MASON CITY, Iowa - If you have a desire to travel, you might not have to go too far: according to a report from the Iowa Tourism Office, Cerro Gordo County set a record for tourism based dollars. Tourism related expenditures in the county totaled $201.78 million, a 2.8% increase from 2016, with additional data showing travel-generated tax receipts in the county are at a record $3.51 million.
"We've been in parts of Iowa before, but not Mason City."
North Carolinians Dick and Carol Branting are making their way to Minnesota for a wedding, but not without a stop in Mason City to tour the historic Stockman House.
"We love the Frank Lloyd Wright buildings and the architecture, and it's a very interesting place."
They say Cerro Gordo County's tourism is similar to what they see back home.
"We come from an area that's really big in tourism, so we can see the benefits of that, and we think it's a good idea."
Sioux City resident Wendy Brame visited Mason City for the first time this week and toured the Stockman House and Music Man Square.
"It seems like a nice little town.

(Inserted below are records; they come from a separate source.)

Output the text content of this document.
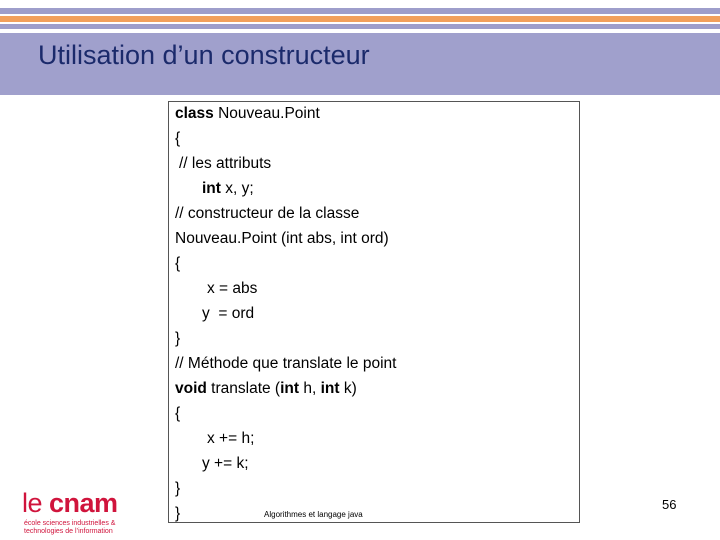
Utilisation d’un constructeur
class Nouveau.Point
{
// les attributs
int x, y;
// constructeur de la classe
Nouveau.Point (int abs, int ord)
{
x = abs
y  = ord
}
// Méthode que translate le point
void translate (int h, int k)
{
x += h;
y += k;
}
}	Algorithmes et langage java
le cnam
école sciences industrielles &
technologies de l’information
56
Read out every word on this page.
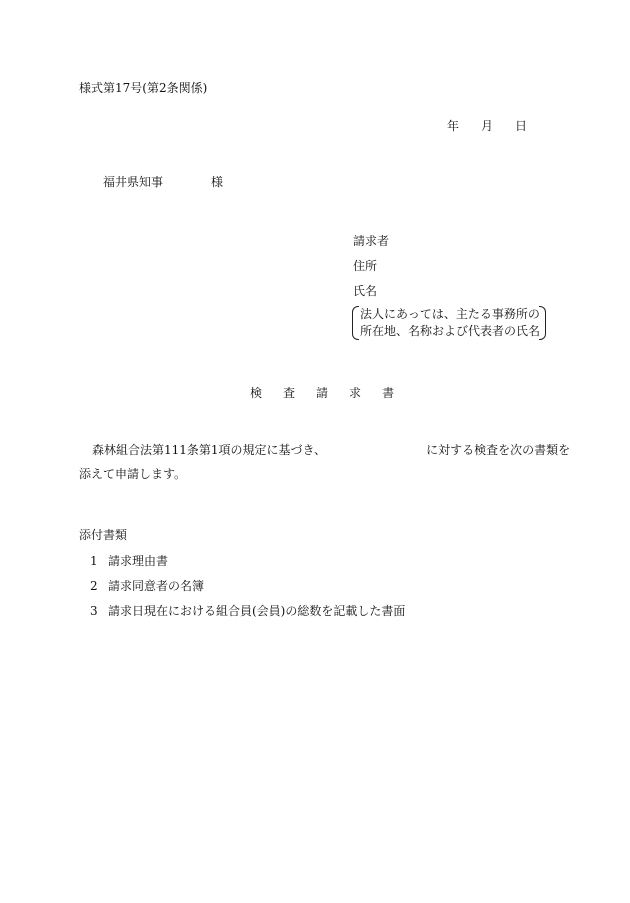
様式第17号(第2条関係)
年 月 日
福井県知事	様
請求者
住所
氏名
法人にあっては、主たる事務所の
所在地、名称および代表者の氏名
検 査 請 求 書
森林組合法第111条第1項の規定に基づき、	に対する検査を次の書類を
添えて申請します。
添付書類
1 請求理由書
2 請求同意者の名簿
3 請求日現在における組合員(会員)の総数を記載した書面
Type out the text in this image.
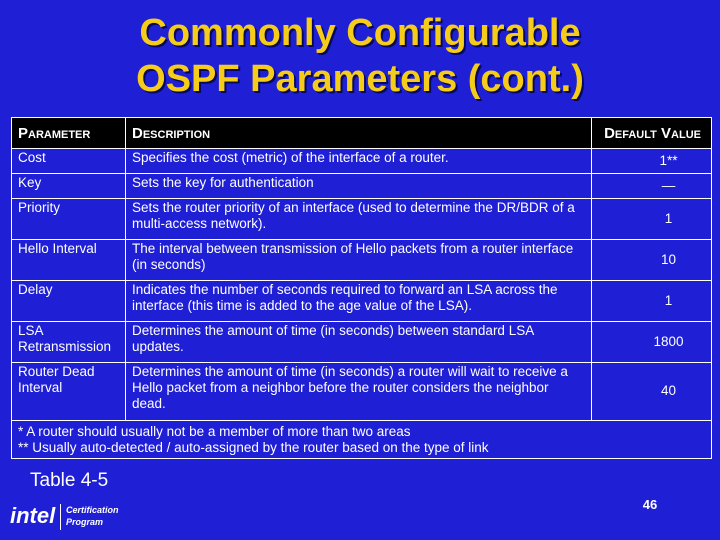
Commonly Configurable
OSPF Parameters (cont.)
Parameter	Description	Default Value
Cost	Specifies the cost (metric) of the interface of a router.	1**
Key	Sets the key for authentication	—
Priority	Sets the router priority of an interface (used to determine the DR/BDR of a multi-access network).	1
Hello Interval	The interval between transmission of Hello packets from a router interface (in seconds)	10
Delay	Indicates the number of seconds required to forward an LSA across the interface (this time is added to the age value of the LSA).	1
LSA Retransmission	Determines the amount of time (in seconds) between standard LSA updates.	1800
Router Dead Interval	Determines the amount of time (in seconds) a router will wait to receive a Hello packet from a neighbor before the router considers the neighbor dead.	40

* A router should usually not be a member of more than two areas
** Usually auto-detected / auto-assigned by the router based on the type of link		
Table 4-5
46
intel Certification
Program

I literally just got in yesterday, so I haven't had a chance to drive around much, but I want to drive and see the other prairie houses now that I found out about those. It happens a lot, you come to an area and then you meet people who live here and they mention new things that you've never heard of or thought of and everything."
Lindsey James is the Executive Director of Visit Mason City, and says both Mason City and neighboring Clear Lake work together to bring in more tourists to the area.
"Everything that we have to offer in both communities complement each other so well that we really have enough to keep visitors busy for multiple days, and that's our job. We tell people about that and encourage them to come and stay here."
With so much to see in the area, and not enough time, the Brantings say they're considering coming back, and encourage others to pull of and see what Cerro Gordo County has to offer.
"It's a part of the country that you don't see when you're going by on the interstate. You don't see the people and how they actually live and it's very interesting."
With 2018 being a busy year bringing in visitors for events such as the PGI Fireworks Convention in July, the results have not yet been tabulated, but James expects them to be released around October of next year.
Libbey Hohn, the Director of Tourism for the Clear Lake Area Chamber of Commerce, says local water quality efforts are making a huge difference in drawing recreational visitors to the lake, as well as the many events that bring people to Clear Lake nearly every weekend of the year.